221ページ 下から3行目~ ポリA付加シグナル(AATAAA)を通過して、mRNA前駆体を合成する。その後、mRNA前駆体は、ポリA付加シグナルの約10~35塩基ほど下流で切断され
219ページの説明とやや違いがあります。
実際のところどうなのかネットで文献をみてみると:
- 転写伸長研究の新展開 山口雄輝 〔生化学 第82巻 第3号,pp.210―220,2010〕 転写終結はポリ(A)付加シグナルの下流200から2,000塩基の位置でランダムに起こと言われている.
第4刷を読んでいて自分が気付いた箇所
医学書院の『系統看護学講座 専門基礎分野 生化学 人体の構造と機能2』第 14 版 の第4刷 を自分は持っていて読んでいるのですが、誤植や図の誤りと思われる気になる点があったのでまとめておきます。
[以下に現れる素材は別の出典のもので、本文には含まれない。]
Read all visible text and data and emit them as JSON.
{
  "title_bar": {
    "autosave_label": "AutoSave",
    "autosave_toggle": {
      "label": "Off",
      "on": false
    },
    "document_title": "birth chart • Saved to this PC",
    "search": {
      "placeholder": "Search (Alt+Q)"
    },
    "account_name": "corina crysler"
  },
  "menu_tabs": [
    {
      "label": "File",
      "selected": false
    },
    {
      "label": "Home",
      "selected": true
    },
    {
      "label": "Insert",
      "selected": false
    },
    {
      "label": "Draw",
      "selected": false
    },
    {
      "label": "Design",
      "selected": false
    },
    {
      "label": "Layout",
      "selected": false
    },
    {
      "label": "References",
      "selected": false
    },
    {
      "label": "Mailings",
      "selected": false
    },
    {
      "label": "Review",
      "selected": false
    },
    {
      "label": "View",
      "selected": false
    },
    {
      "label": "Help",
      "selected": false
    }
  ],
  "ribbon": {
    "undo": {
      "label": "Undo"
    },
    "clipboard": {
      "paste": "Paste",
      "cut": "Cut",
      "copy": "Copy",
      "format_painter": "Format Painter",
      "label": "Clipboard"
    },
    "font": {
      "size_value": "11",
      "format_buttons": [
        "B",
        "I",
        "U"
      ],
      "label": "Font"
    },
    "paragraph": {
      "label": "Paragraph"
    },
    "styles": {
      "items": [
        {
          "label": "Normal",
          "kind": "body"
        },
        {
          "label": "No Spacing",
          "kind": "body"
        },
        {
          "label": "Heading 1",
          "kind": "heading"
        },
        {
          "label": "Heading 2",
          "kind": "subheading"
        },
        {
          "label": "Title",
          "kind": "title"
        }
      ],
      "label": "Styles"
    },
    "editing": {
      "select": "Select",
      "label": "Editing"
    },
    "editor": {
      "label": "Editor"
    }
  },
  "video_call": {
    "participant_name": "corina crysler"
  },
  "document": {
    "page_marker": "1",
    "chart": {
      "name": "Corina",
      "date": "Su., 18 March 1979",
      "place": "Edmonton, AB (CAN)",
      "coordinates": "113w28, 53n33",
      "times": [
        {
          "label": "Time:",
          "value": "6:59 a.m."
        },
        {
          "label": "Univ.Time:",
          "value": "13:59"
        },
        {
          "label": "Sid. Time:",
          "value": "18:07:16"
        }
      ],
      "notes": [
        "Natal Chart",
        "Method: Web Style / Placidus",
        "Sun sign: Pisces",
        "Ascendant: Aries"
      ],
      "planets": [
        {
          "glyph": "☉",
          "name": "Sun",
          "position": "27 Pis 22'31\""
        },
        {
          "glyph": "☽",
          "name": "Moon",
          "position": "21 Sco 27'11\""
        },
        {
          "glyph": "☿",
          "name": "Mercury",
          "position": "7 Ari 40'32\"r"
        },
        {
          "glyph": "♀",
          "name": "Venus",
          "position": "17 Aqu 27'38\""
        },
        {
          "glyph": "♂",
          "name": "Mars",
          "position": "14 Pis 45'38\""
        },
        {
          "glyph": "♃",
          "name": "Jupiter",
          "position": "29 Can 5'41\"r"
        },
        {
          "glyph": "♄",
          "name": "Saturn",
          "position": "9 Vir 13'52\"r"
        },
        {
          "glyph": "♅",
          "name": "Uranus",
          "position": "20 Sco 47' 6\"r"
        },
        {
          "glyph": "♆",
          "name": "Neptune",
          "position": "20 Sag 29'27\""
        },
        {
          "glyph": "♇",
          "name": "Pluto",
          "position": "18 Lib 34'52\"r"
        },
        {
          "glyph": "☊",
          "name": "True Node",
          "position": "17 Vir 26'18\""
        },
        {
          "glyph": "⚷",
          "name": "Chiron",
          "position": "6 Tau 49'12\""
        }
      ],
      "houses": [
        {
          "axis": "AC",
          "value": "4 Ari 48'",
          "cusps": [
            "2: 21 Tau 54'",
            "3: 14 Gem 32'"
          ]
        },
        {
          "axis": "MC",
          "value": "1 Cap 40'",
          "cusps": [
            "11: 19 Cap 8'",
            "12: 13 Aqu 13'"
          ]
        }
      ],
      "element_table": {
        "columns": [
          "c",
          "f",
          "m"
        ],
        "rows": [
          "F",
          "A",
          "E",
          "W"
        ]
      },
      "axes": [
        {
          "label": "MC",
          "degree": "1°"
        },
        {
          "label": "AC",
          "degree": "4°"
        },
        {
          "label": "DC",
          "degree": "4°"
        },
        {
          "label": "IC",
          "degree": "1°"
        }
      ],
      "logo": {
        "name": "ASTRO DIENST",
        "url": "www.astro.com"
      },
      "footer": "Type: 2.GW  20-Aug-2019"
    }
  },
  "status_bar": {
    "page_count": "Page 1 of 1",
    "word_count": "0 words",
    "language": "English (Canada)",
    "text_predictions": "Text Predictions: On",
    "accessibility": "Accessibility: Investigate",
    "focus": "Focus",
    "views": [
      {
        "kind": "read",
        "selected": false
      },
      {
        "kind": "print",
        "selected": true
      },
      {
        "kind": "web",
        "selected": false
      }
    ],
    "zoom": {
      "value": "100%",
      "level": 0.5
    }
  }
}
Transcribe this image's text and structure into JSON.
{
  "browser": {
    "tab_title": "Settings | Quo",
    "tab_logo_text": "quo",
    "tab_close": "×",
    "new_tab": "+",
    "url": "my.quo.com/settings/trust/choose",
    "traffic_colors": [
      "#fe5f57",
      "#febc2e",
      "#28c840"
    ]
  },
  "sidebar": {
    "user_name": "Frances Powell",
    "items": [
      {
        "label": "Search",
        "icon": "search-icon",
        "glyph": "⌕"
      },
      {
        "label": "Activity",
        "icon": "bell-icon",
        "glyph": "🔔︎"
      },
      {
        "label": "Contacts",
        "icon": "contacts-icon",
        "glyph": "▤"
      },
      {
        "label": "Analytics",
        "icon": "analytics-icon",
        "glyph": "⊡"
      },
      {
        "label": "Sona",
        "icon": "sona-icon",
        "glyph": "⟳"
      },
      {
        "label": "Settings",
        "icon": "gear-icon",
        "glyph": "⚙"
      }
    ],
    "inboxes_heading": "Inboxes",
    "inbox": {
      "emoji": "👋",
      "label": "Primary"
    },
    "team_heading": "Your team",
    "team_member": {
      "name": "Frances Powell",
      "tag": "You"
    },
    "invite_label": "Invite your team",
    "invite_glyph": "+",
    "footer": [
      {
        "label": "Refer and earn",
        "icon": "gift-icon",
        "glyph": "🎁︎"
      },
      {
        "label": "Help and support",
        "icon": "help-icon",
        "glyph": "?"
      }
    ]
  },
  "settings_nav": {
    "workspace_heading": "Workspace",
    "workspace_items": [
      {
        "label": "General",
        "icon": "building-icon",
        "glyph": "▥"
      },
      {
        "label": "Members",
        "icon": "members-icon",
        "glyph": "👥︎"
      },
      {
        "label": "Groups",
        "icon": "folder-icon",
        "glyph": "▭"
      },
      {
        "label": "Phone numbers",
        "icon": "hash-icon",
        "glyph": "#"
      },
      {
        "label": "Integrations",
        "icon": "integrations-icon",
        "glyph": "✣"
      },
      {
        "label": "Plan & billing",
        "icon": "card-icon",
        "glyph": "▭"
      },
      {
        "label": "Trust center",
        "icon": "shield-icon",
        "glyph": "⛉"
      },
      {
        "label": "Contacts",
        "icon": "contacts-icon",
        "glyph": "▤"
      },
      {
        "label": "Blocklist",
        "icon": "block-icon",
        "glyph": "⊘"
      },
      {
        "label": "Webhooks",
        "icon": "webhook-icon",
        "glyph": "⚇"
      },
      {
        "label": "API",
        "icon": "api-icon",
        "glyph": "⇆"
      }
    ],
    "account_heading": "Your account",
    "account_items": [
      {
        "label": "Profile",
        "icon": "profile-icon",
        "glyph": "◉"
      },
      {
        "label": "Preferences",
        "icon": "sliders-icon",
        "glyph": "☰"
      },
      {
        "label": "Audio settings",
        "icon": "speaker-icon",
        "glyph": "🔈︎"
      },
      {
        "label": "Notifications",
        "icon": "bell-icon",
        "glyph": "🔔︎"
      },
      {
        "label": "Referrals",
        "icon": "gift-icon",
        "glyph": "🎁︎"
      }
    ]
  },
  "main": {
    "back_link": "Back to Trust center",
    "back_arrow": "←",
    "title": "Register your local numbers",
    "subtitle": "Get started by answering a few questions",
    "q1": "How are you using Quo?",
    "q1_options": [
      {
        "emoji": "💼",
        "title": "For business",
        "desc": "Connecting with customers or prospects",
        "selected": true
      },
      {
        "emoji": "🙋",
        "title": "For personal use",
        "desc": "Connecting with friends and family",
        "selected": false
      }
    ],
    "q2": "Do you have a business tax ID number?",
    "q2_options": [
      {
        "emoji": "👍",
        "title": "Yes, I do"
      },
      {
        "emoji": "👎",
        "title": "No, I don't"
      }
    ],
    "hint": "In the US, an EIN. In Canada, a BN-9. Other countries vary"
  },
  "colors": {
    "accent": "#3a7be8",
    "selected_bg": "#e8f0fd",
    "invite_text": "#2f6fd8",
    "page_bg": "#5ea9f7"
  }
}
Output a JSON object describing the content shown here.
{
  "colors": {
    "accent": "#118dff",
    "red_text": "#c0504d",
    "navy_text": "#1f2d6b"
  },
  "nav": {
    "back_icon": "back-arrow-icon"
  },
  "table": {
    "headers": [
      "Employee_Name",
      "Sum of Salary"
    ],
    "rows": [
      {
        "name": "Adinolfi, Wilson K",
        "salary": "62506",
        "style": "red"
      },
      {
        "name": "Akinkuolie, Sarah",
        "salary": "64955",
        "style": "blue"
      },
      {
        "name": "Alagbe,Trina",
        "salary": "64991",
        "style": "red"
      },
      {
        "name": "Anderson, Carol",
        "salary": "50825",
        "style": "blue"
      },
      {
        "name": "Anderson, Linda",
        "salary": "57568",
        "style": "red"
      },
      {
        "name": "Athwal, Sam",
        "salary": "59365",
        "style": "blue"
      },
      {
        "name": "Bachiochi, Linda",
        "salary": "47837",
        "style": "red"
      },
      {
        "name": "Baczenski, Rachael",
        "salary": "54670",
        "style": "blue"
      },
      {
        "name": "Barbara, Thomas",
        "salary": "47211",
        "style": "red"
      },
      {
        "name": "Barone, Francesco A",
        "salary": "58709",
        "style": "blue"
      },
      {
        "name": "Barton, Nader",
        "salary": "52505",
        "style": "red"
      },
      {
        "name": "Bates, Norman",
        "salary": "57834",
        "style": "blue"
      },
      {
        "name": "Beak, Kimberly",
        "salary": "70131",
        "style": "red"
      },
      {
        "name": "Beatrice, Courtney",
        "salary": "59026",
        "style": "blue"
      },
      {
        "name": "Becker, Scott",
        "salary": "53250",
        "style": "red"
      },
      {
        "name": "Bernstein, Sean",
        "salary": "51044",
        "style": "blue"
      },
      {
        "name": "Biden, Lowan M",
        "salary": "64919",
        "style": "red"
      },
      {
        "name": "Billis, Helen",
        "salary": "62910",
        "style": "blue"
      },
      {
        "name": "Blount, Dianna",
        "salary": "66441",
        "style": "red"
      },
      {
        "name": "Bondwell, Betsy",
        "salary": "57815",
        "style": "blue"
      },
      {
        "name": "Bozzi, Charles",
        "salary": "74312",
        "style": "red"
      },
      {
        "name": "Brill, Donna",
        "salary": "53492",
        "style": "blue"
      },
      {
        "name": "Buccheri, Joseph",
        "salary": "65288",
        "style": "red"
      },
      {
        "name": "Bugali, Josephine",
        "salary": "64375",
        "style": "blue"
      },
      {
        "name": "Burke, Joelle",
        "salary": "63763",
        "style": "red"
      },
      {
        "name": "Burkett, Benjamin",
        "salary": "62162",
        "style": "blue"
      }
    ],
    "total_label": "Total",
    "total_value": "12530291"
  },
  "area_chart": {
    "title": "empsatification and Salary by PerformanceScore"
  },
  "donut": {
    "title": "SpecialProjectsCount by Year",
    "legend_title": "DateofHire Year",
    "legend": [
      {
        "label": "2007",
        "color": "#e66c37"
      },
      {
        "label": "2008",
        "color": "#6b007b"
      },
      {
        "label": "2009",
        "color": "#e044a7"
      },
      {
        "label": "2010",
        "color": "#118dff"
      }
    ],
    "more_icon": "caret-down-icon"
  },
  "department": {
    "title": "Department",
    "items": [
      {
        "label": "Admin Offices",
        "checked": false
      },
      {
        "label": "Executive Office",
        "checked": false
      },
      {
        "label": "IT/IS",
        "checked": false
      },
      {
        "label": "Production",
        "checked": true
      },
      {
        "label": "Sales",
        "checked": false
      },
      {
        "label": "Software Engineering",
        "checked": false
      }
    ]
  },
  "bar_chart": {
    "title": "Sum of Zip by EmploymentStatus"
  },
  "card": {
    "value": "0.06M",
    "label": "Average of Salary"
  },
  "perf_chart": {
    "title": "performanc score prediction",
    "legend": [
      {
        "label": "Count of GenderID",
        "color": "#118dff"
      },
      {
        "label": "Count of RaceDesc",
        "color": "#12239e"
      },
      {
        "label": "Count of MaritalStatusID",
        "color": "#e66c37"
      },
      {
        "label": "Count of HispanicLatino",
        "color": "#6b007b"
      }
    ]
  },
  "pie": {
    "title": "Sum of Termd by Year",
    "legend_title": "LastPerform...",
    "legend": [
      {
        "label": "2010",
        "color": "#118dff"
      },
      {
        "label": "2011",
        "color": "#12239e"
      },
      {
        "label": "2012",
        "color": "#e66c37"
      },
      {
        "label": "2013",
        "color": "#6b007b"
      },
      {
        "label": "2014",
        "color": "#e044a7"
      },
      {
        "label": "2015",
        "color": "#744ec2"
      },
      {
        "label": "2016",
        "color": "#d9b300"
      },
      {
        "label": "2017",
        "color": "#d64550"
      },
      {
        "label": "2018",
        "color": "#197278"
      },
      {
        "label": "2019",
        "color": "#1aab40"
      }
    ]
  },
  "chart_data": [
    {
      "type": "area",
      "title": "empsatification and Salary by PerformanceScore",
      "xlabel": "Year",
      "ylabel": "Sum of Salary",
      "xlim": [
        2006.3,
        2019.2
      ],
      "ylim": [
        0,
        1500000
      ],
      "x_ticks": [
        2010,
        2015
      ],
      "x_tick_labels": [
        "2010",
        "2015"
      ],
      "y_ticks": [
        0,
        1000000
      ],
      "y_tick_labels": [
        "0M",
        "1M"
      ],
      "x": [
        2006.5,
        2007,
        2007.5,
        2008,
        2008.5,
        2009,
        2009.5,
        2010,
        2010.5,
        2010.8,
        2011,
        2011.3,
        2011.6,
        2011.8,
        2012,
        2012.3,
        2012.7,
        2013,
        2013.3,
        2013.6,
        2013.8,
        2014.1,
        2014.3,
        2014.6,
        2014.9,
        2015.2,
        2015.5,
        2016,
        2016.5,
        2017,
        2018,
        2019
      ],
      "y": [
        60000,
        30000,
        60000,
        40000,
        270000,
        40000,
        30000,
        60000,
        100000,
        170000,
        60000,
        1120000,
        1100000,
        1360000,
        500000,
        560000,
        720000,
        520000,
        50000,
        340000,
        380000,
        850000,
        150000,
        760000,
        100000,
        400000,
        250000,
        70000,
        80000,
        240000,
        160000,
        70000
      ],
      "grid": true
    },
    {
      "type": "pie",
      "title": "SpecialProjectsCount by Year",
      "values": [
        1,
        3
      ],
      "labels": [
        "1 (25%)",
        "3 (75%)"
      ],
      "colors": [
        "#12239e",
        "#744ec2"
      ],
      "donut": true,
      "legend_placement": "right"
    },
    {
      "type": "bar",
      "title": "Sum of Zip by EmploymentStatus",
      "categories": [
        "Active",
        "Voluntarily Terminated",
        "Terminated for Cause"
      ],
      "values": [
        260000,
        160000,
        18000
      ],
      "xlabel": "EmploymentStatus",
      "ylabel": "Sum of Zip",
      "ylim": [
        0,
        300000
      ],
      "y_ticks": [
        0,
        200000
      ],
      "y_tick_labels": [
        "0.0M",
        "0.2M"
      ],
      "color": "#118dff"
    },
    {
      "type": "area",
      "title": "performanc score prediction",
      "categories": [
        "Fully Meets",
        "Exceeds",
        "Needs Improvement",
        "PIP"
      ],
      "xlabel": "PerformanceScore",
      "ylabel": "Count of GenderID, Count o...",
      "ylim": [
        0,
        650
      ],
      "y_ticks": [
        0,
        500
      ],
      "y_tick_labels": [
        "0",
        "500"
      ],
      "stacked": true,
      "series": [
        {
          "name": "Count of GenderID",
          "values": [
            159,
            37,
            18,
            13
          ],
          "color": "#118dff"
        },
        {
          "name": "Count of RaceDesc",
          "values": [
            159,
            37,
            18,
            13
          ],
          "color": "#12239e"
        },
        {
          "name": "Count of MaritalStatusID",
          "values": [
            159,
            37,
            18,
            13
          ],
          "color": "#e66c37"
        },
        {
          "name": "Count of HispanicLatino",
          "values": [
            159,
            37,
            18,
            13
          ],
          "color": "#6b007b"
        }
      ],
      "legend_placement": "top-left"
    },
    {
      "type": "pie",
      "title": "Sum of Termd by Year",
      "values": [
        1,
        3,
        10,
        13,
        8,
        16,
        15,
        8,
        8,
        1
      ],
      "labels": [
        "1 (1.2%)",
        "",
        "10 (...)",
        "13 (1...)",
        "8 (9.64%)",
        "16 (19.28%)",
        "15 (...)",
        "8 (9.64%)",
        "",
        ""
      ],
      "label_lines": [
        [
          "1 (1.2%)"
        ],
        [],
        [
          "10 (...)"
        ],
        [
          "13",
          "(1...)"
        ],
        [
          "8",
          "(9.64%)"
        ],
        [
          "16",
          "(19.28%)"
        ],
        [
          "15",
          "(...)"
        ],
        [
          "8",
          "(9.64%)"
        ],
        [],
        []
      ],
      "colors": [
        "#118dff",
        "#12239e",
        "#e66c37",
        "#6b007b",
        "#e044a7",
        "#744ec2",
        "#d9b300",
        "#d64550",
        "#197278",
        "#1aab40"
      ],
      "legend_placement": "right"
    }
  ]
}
2023年2月に第5刷が出ており、このブログ記事での指摘の多くは第5刷では修正されていましたので、以下の指摘箇所に、その旨を付記しました。
(この記事のURLを出版社に連絡 2022/10/19)
追記の記録:(2023/02/22記)
5ページ 図1-2 表中の数字の説明で、元素記号の左上の数字を「元素番号」、下の数字を「原子量」としていますが、元素番号という言葉は自分は見たことがありません。これは「原子番号」でしょう。また、原子量は、同位体が天然に存在するためこのような整数にはなりません。通常の周期表のように、小数点以下までの数字を書いたほうがよいのではないでしょうか。(2022/11/18記)【第5刷】元素番号⇒原子番号 修正済
22ページ 「エントロピーと自由エネルギー」の項目において、反応により秩序が増すのを埋め合わせるための量としてギブス自由エネルギー変化を説明しているのですが、この説明が最善なのか疑問に思いました。熱力学の教科書を読むと、ギブス自由エネルギーの定義式には、エンタルピーとエントロピーの2つの項があります。(2022/10/20記)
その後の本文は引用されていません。